Complainant has alleged that Respondent is not commonly known by the <gyrotonics.com> domain name.  The WHOIS information identifies Respondent as “Pilates Institute.”  Complainant has asserted that Respondent is not licensed or authorized to use Complainant’s GYROTONIC EXPANSION SYSTEM mark or any variation thereof, and the Panel can find no other evidence in the record indicating that Respondent is commonly known by the <gyrotonics.com> domain name.  Therefore, the Panel concludes that Respondent is not commonly known by the <gyrotonics.com> domain name pursuant to Policy ¶ 4(c)(ii).  See M. Shanken Commc’ns v. WORLDTRAVELERSONLINE.COM, FA 740335 (Nat. Arb. Forum Aug. 3, 2006) (finding that the respondent was not commonly known by the <cigaraficionada.com> domain name under Policy ¶ 4(c)(ii) based on the WHOIS information and other evidence in the record); see also Ian Schrager Hotels, L.L.C. v. Taylor, FA 173369 (Nat. Arb. Forum Sept. 25, 2003) (finding that without demonstrable evidence to support the assertion that a respondent is commonly known by a domain name, the assertion must be rejected).

 

Respondent is using the <gyrotonics.com> domain name to display hyperlinks advertising various exercise-training products of Complainant’s competitors.  These exercise-training products compete with Complainant’s business, and such use does not constitute a bona fide offering of goods and services under Policy ¶ 4(c)(i), or a legitimate noncommercial or fair use under Policy ¶ 4(c)(iii).  See TM Acquisition Corp. v. Sign Guards, FA 132439 (Nat. Arb. Forum Dec. 31, 2002) (finding that the respondent’s diversionary use of the complainant’s marks to send Internet users to a website which displayed a series of links, some of which linked to the complainant’s competitors, was not a bona fide offering of goods or services); see also Computerized Sec. Sys., Inc. v. Hu, FA 157321 (Nat. Arb.
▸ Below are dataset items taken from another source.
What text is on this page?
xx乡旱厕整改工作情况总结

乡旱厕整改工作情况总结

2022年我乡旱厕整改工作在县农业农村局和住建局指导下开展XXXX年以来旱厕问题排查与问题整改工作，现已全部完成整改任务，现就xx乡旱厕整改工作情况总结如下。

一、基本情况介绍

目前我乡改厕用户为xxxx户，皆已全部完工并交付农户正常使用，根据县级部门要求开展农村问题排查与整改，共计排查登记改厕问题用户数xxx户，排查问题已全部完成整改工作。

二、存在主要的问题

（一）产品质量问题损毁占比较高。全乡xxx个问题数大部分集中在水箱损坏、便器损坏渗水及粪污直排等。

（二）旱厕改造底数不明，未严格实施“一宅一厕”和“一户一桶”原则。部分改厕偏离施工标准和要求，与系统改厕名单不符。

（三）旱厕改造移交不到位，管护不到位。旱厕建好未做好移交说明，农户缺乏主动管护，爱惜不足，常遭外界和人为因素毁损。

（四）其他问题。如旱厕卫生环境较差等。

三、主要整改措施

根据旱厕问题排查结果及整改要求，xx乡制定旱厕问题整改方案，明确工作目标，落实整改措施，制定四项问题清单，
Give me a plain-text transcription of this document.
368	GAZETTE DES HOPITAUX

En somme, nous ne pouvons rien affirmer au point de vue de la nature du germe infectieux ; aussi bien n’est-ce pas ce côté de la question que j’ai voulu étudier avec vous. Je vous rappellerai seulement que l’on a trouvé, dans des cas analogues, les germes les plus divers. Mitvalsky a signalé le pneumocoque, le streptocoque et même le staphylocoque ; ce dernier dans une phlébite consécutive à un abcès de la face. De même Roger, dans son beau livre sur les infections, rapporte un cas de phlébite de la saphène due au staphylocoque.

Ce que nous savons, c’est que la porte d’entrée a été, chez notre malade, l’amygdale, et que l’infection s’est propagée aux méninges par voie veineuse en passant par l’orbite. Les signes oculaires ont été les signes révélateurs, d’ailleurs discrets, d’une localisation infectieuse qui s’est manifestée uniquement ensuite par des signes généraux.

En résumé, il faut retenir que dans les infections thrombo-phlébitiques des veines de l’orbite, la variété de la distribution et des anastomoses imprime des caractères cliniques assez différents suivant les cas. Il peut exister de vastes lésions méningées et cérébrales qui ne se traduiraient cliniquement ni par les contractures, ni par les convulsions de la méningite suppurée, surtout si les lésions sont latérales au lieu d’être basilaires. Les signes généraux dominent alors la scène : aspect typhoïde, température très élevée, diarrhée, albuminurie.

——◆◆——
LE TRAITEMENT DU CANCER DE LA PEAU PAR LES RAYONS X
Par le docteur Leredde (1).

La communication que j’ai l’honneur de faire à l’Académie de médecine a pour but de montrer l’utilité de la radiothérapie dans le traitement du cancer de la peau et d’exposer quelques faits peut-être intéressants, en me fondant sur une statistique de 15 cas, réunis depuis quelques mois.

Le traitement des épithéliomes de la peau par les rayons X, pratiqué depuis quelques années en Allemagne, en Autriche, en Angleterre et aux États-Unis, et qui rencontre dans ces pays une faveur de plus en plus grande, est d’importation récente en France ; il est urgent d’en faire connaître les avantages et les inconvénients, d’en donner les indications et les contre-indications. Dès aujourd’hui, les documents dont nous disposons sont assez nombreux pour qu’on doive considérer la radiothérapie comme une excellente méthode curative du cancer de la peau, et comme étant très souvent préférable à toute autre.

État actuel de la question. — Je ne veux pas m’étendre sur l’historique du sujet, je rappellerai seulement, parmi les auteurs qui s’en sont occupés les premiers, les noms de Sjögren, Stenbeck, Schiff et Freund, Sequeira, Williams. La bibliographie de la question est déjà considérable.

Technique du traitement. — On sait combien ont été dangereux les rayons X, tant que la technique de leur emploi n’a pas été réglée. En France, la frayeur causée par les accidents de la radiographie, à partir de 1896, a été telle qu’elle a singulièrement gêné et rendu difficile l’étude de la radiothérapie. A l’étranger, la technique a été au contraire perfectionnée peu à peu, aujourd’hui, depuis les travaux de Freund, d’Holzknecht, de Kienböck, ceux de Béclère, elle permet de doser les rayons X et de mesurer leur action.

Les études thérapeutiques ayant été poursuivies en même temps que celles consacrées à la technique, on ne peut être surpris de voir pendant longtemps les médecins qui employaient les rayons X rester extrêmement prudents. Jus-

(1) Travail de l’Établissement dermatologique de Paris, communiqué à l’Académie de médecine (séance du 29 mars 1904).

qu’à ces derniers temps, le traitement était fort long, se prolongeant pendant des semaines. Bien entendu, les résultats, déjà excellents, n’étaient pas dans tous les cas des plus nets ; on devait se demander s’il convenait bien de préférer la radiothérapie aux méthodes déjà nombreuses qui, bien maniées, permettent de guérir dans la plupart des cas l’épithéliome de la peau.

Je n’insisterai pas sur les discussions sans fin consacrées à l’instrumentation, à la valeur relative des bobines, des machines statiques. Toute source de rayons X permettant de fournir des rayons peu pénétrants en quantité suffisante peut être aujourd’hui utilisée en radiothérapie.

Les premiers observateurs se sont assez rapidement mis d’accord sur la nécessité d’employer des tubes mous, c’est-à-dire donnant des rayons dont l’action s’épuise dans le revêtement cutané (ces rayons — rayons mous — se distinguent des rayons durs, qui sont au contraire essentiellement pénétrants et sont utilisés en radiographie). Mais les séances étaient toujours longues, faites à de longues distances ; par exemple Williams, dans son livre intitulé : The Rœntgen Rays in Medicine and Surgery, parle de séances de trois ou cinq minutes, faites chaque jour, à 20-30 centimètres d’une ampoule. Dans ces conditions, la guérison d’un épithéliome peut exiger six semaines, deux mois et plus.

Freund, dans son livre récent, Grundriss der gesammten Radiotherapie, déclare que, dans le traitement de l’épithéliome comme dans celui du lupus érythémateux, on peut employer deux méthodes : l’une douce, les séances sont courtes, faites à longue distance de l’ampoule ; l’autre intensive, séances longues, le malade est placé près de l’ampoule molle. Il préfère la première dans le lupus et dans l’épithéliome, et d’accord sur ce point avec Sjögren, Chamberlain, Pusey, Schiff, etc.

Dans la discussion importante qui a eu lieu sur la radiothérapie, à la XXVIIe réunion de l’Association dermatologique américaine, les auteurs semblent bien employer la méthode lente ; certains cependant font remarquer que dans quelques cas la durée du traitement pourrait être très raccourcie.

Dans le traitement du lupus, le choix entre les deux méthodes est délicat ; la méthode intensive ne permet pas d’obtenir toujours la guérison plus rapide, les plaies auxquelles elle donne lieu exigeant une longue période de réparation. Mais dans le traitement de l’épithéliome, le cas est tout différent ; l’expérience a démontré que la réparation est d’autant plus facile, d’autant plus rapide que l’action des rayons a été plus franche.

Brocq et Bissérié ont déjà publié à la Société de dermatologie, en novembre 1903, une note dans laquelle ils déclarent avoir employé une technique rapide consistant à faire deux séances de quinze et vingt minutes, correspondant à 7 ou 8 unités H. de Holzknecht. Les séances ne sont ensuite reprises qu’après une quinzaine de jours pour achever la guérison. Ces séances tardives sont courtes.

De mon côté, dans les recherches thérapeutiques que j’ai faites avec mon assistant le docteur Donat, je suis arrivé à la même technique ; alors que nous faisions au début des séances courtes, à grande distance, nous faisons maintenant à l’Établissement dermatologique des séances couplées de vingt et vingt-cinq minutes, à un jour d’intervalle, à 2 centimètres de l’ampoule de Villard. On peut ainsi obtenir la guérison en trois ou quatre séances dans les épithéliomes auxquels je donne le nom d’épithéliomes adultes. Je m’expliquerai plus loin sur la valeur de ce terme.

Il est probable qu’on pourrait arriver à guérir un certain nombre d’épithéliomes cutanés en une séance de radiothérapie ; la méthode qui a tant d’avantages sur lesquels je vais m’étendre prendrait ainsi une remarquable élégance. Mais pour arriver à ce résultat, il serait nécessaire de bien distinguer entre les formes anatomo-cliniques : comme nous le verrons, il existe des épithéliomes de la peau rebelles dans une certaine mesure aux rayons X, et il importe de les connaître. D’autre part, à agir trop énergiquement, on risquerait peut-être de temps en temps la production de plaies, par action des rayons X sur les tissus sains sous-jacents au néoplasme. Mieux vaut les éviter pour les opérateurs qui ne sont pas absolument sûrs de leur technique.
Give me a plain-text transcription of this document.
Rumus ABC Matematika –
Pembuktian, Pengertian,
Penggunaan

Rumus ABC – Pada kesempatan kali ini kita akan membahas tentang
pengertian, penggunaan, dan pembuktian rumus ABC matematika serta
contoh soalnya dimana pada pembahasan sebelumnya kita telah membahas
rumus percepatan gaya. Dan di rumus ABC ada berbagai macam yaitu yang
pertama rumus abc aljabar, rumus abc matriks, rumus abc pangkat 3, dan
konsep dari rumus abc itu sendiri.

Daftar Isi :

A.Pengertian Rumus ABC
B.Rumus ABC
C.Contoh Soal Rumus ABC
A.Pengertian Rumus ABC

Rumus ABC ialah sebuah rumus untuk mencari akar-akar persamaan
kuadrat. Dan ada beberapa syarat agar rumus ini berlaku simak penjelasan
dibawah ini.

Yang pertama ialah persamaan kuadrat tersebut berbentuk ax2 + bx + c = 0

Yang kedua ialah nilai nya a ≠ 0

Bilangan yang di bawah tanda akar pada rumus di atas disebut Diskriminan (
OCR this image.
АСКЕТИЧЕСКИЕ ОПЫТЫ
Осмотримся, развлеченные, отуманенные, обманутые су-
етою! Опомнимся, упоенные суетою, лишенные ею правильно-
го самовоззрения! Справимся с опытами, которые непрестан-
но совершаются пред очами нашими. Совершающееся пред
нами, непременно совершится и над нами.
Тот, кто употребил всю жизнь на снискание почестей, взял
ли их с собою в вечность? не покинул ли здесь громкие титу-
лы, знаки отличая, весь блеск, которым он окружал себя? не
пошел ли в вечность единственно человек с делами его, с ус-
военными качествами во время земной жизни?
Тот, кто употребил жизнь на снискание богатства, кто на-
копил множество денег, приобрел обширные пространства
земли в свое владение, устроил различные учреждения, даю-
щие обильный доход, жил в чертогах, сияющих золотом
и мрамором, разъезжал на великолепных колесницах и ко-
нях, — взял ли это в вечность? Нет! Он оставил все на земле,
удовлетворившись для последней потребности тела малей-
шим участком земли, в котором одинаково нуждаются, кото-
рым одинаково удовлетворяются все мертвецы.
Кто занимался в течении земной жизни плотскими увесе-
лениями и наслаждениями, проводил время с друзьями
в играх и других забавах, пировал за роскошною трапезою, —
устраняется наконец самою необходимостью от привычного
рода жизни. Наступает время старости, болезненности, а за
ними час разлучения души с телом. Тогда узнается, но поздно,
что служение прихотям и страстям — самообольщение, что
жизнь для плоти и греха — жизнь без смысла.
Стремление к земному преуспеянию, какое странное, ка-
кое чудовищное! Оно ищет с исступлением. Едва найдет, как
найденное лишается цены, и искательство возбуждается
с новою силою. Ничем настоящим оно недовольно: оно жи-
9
Forum June 23, 2004) (“Respondent’s appropriation of the SAFLOK mark to market products that compete with Complainant’s goods does not constitute a bona fide offering of goods and services.”).

 

The Panel finds that Policy ¶ 4(a)(ii) has been satisfied.

 

Registration and Use in Bad Faith

 

Respondent is using the <gyrotonics.com> domain name to display hyperlinks advertising various exercise-training products of Complainant’s competitors.  This is likely to disrupt Complainant’s business by diverting potential customers to Respondent’s website.  The Panel finds that such registration and use of the <gyrotonics.com> domain name constitutes bad faith pursuant to Policy ¶ 4(b)(iii).  See Tesco Pers. Fin. Ltd. v. Domain Mgmt. Svcs., FA 877982 (Nat. Arb. Forum Feb. 13, 2007) (finding that the respondent registered and used the disputed domain name in bad faith pursuant to Policy ¶ 4(b)(iii) when the disputed domain name resolved to a website that displayed commercial links to the websites of the complainant’s competitors); see also Puckett, Individually v. Miller, D2000-0297 (WIPO June 12, 2000) (finding that the respondent has diverted business from the complainant to a competitor’s website in violation of Policy ¶ 4(b)(iii)).

 

Respondent’s <gyrotonics.com> domain name, which is confusingly similar to Complainant’s GYROTONIC EXPANSION SYSTEM mark, is likely to cause confusion among customers searching for Complainant’s grocery stores and products.  Specifically, customers may become confused as to the affiliation, endorsement, or sponsorship of the competing goods and services advertised by the links on Respondent’s website.  Respondent presumably receives click-through fees for each misdirected Internet user, and is therefore attempting to commercially benefit from this likelihood of confusion between Respondent’s domain name and the goodwill associated with Complainant’s GYROTONIC EXPANSION SYSTEM mark.  Therefore, the Panel finds that Respondent’s registration and use of the <gyrotonics.com> domain name constitutes bad faith pursuant to Policy ¶ 4(b)(iv).  See Metro. Life Ins. Co. v. Bonds, FA 873143 (Nat. Arb. Forum Feb. 16, 2007) (“The Panel finds such use to constitute bad faith registration and use pursuant to Policy ¶ 4(b)(iv), because [r]espondent is taking advantage of the confusing similarity between the <metropolitanlife.us> domain name and Complainant’s METLIFE mark in order to profit from the goodwill associated with the mark.”); see also Identigene, Inc. v. Genetest Labs., D2000-1100 (WIPO Nov. 30, 2000) (finding bad faith where the respondent's use of the domain name at issue to resolve to a website where similar services are offered to Internet users is likely to confuse the user into believing that the complainant is the source of or is sponsoring the services offered at the site).

 

The Panel finds that Policy ¶ 4(a)(iii) has been satisfied.

 

DECISION

Having established all three elements required under the ICANN Policy, the Panel concludes that relief shall be GRANTED.

 

Accordingly, it is Ordered that the <gyrotonics.com> domain name be TRANSFERRED from Respondent to Complainant.